Ces apports constituent le capital social de la société. Ce capital peut être modifié au cours de l’évolution de la société et peut être réduit ou augmenté. L’augmentation de capital peut être plus ou moins importante, voire spectaculaire pour les grandes entreprises.

Pourquoi réaliser une augmentation de capital ?

Pour une société, le désir d’augmenter son capital peut avoir plusieurs raisons. Soit, elle veut renforcer sa solidité financière, accroître sa trésorerie et mettre en confiance ses créanciers, soit elle veut intégrer de nouveaux partenaires et se développer en investissant dans de nouveaux projets, soit elle désire redresser une situation déficitaire en apportant de nouveaux capitaux. Dans tous les cas, la décision d’augmenter son capital devra être prise par les associés ou les actionnaires en assemblée générale extraordinaire, exception faite aux SAS qui peuvent déléguer cette décision au président ou à l’organe de direction.

Comment réaliser une augmentation de capital ?

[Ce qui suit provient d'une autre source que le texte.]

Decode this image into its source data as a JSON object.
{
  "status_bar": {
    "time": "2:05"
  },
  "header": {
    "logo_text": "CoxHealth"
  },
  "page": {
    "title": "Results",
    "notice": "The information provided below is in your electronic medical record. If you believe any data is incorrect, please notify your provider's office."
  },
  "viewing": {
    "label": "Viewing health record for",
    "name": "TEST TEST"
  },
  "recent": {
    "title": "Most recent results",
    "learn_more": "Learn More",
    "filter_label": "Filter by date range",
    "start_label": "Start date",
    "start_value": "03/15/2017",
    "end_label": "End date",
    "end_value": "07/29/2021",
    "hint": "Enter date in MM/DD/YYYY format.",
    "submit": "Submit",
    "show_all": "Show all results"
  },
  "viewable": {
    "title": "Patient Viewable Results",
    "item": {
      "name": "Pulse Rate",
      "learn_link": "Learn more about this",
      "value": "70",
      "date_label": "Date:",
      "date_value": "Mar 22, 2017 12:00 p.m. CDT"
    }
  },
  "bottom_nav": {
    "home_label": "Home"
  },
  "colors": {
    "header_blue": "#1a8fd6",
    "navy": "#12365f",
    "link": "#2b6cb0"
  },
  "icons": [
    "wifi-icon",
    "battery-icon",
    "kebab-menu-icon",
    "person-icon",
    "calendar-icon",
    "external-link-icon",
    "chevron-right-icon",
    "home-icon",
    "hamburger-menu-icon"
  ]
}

L’augmentation de capital peut se faire en numéraire, c’est-à-dire que les associés, les actionnaires ou de nouveaux partenaires apportent une somme d’argent déposée en banque, chez un notaire ou à la Caisse des Dépôts et Consignations. Cette somme sera débloquée au moment de l’augmentation de capital, dans la limite d’un quart des apports, le solde pouvant être libéré dans un délai maximum de 5 ans. Dans le cas de nouveaux associés, il peut être nécessaire de mettre en place une prime d’émission qui rétablira les droits des anciens et des nouveaux actionnaires (dans le cas où la société a pris de la valeur, les parts n’ont plus le même prix).
L’augmentation de capital peut se faire en nature, c’est-à-dire que les associés, les actionnaires ou de nouveaux partenaires apportent un bien corporel (mobilier, terrain, immeuble…) ou incorporel (fonds de commerce, brevet…) au capital de la société. L’intervention d’un commissaire aux apports est nécessaire pour évaluer et vérifier la propriété du bien apporté, si celui-ci est supérieur à 30 000 euros ou si sa valeur dépasse la moitié du capital social. Une prime d’émission peut également être nécessaire, comme pour une augmentation de capital en numéraire.
Dans certains cas, l’augmentation de capital peut être réservée aux salariés, ce qui implique l’existence ou la mise en place d’un plan d’épargne entreprise, une augmentation de capital en numéraire et un délai minimum de trois à 5 ans entre chaque augmentation de capital. Cette décision devra être approuvée, auparavant, en assemblée générale extraordinaire.